Logical positivism, in the formal sense, began from discussions of a group known as the First Vienna Circle which gathered during the earliest years of the 20th century in Vienna at the Café Central. After World War I, Hans Hahn, a member of that early group, helped bring Moritz Schlick to Vienna. Schlick's Vienna Circle, along with Hans Reichenbach's Berlin Circle, propagated the new doctrines more widely during the 1920s and early 1930s. It was Otto Neurath's advocacy that made the movement self-conscious and more widely known. A 1929 pamphlet written by Neurath, Hahn, and Rudolf Carnap summarized the doctrines of the Vienna Circle at that time. The doctrines included the opposition to all metaphysics, especially ontology and synthetic a priori propositions; the rejection of metaphysics not as wrong but as having no meaning; a criterion of meaning based on Ludwig Wittgenstein's early work; the idea that all knowledge should be codifiable by a single standard language of science; and above all the project of rational reconstruction, in which ordinary-language concepts were gradually to be replaced by more precise equivalents in that standard language.

During the early 1930s, the Vienna Circle dispersed, mainly because of political upheaval and the untimely deaths of Hahn and Schlick.
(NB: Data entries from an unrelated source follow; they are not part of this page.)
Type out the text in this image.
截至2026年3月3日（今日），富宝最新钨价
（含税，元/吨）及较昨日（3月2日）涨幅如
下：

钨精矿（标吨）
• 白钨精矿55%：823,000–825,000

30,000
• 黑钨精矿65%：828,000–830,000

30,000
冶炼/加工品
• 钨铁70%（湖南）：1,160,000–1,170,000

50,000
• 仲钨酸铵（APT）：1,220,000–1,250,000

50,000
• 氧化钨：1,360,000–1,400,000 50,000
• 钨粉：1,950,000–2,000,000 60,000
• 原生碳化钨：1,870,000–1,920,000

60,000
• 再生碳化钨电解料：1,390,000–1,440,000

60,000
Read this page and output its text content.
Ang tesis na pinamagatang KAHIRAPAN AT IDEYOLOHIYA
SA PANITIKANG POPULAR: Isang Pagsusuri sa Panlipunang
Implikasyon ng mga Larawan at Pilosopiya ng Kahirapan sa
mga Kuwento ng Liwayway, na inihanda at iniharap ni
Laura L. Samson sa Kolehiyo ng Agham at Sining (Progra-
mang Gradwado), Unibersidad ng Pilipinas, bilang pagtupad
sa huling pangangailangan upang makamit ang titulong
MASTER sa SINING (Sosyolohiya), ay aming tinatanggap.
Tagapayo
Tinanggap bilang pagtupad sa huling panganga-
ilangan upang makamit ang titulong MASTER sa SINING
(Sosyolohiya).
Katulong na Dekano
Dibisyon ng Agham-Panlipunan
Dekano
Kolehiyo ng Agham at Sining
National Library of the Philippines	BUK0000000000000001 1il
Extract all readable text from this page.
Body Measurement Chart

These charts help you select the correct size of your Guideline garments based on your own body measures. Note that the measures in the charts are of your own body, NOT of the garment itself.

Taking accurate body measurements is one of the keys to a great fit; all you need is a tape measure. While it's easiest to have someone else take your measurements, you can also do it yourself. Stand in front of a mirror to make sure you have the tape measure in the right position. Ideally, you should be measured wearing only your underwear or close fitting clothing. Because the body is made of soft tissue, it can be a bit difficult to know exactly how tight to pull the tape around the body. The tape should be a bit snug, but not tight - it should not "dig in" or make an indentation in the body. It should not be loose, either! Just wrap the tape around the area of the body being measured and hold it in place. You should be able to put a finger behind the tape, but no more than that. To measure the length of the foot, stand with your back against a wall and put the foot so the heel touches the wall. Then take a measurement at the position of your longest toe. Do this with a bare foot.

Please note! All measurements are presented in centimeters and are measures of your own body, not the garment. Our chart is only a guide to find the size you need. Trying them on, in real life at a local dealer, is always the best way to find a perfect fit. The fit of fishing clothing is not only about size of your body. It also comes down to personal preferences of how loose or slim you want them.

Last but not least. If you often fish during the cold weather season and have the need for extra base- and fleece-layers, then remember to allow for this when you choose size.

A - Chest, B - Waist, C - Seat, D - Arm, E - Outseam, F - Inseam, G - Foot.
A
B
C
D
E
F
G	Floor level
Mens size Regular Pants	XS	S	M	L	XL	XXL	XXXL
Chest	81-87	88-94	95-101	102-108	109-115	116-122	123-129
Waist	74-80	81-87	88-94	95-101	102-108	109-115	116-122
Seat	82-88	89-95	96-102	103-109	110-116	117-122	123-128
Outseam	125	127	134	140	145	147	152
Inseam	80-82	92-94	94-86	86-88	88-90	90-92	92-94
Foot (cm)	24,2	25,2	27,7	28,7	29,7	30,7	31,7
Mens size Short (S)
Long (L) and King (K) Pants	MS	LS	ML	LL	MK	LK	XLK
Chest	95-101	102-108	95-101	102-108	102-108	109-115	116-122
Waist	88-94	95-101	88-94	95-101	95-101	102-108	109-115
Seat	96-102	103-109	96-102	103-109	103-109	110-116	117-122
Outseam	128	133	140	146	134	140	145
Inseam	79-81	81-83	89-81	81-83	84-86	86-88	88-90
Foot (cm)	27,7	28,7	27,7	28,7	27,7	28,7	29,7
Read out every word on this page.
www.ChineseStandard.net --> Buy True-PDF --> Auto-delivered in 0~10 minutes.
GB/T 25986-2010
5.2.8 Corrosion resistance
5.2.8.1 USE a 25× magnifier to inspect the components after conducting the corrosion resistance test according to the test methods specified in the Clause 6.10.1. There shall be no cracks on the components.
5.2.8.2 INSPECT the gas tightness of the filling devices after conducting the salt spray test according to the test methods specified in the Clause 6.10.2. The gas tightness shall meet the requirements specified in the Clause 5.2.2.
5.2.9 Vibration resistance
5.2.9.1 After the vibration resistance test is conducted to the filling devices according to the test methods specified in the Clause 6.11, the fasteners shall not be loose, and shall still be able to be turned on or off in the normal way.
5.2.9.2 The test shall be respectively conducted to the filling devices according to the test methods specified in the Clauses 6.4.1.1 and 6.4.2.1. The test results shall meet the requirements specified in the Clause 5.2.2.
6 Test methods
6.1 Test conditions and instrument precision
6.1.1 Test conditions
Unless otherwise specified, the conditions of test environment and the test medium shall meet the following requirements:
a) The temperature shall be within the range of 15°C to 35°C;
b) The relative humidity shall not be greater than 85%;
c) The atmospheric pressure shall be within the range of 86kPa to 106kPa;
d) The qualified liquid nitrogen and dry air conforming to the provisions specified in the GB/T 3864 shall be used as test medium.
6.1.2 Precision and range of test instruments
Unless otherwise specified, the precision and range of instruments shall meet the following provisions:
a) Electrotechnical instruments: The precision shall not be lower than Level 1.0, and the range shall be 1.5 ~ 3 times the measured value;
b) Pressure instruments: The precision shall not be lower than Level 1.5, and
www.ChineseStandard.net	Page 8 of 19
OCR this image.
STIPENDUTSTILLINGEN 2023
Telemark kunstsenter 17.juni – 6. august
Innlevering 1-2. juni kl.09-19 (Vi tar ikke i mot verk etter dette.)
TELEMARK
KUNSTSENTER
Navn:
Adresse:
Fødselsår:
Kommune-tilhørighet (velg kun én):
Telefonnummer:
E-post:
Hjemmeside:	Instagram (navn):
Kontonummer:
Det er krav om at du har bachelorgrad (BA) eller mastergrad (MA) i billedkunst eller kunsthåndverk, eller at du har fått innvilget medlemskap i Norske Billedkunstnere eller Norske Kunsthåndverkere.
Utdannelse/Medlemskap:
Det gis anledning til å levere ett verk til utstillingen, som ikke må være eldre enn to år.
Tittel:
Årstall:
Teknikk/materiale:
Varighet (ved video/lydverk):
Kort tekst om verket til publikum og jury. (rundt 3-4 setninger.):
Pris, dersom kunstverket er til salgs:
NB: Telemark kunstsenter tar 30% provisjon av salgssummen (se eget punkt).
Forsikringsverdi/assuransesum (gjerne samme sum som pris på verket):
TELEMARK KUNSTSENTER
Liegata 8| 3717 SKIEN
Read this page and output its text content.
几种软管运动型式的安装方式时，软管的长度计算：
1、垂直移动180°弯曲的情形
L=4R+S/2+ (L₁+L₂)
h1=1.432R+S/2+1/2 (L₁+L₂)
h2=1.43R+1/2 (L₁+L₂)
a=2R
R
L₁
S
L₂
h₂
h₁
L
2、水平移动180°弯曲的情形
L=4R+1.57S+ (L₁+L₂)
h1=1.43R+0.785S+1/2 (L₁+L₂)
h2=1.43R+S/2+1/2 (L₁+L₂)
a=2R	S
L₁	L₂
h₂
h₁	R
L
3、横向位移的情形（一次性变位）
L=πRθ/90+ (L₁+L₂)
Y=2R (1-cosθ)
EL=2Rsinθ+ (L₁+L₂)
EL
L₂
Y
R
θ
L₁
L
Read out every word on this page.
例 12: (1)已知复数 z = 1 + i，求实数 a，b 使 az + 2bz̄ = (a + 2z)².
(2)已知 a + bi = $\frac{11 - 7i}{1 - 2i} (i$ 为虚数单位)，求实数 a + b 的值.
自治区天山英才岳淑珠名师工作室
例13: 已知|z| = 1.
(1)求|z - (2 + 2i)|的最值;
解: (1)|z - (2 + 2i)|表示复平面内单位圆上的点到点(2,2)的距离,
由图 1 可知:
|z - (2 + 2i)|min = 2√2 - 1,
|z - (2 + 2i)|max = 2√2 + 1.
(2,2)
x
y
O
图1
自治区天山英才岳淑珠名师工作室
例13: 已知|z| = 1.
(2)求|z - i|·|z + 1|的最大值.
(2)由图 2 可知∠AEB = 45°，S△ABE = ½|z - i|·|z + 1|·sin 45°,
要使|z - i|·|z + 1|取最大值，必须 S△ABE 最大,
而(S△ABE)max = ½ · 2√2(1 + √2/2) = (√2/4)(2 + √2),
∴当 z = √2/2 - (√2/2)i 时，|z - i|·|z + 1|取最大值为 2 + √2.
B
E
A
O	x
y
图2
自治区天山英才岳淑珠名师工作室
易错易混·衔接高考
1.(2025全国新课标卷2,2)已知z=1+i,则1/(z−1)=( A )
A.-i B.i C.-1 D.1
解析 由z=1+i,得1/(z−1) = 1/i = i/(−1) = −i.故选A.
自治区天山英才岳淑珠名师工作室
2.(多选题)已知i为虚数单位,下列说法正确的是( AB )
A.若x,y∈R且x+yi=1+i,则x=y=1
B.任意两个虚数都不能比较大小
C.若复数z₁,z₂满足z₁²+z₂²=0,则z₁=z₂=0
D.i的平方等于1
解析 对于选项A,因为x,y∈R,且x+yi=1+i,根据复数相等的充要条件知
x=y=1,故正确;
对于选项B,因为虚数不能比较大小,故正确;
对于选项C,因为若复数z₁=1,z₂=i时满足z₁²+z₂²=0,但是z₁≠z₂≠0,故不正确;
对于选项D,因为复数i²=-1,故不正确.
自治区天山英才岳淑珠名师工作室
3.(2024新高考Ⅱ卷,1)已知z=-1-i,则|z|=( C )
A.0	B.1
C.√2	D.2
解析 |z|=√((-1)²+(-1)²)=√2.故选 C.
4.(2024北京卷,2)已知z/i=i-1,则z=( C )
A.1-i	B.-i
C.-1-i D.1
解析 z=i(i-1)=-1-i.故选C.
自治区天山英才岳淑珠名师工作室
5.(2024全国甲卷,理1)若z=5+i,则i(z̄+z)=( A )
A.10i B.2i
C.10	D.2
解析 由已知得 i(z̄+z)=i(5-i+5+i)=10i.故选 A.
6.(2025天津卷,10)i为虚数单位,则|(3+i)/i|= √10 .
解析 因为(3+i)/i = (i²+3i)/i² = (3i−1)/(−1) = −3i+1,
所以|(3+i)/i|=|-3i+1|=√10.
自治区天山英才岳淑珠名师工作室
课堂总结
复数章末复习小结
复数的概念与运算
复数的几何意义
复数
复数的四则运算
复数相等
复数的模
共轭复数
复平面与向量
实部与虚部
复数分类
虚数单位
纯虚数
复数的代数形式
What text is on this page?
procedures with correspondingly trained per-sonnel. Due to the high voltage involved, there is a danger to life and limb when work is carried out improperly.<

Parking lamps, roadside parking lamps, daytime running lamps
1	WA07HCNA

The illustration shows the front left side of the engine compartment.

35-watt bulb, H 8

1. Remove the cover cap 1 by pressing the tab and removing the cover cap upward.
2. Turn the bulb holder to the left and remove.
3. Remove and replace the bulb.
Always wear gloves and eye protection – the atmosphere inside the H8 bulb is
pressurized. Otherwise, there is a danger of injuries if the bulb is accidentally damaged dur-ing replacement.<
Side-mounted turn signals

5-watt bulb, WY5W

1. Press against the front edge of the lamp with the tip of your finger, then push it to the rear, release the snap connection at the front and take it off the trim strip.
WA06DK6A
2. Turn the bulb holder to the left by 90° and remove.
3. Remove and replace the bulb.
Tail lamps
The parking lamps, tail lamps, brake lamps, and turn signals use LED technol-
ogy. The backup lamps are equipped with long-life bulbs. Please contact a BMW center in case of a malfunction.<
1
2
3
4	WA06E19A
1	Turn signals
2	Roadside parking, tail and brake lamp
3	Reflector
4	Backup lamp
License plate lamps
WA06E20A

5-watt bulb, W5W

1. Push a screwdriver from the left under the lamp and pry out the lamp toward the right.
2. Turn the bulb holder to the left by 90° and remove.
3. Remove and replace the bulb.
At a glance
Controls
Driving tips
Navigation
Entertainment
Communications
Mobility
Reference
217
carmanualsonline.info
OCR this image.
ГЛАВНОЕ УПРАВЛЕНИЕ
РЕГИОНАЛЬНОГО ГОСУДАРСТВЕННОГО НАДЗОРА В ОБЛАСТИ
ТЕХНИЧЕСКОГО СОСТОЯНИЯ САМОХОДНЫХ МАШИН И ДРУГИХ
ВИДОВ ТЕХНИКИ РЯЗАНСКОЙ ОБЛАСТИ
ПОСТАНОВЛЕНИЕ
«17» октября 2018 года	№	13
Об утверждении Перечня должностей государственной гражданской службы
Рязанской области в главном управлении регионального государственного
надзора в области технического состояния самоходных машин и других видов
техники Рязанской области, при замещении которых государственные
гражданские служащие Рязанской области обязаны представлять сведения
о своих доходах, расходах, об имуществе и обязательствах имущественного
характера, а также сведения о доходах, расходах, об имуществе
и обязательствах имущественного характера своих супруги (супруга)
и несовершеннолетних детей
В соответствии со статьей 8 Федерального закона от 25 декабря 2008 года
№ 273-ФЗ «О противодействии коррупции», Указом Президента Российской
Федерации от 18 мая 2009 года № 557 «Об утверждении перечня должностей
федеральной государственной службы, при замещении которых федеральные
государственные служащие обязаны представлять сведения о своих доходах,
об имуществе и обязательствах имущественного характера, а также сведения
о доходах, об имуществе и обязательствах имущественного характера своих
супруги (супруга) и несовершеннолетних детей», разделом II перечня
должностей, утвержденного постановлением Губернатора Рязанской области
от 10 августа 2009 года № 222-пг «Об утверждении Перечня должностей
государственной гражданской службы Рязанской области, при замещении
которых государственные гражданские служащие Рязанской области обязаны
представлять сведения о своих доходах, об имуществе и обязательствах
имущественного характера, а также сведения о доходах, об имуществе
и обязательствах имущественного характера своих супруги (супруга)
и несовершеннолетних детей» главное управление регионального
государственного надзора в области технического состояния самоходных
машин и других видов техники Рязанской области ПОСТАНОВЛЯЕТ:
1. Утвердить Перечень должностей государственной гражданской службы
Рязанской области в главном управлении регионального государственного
The most prominent proponents of logical positivism emigrated to the United Kingdom and the United States, where they influenced American philosophy considerably. Until the 1950s, logical positivism was the leading school in the philosophy of science. During this period, Carnap proposed a replacement for the earlier doctrines in his The Logical Syntax of Language. This change of emphasis and the somewhat different opinions of Reichenbach and others resulted in a consensus that the English name for the shared doctrine, in its American exile from the late 1930s, should be "logical empiricism."

Contents

Summary

During the late 1920s, '30s, and '40s, Bertrand Russell and Ludwig Wittgenstein's formalism was developed by a group of philosophers in Vienna and Berlin, who formed the Vienna Circle and Berlin Circle into a doctrine known as logical positivism (or logical empiricism). Logical positivism used formal logic to underpin an empiricist account of our knowledge of the world.[2] Philosophers such as Rudolf Carnap and Hans Reichenbach, along with other members of the Vienna Circle, claimed that the truths of logic and mathematics were tautologies, and those of science were verifiable empirical claims. These two constituted the entire universe of meaningful judgements; anything else was nonsense.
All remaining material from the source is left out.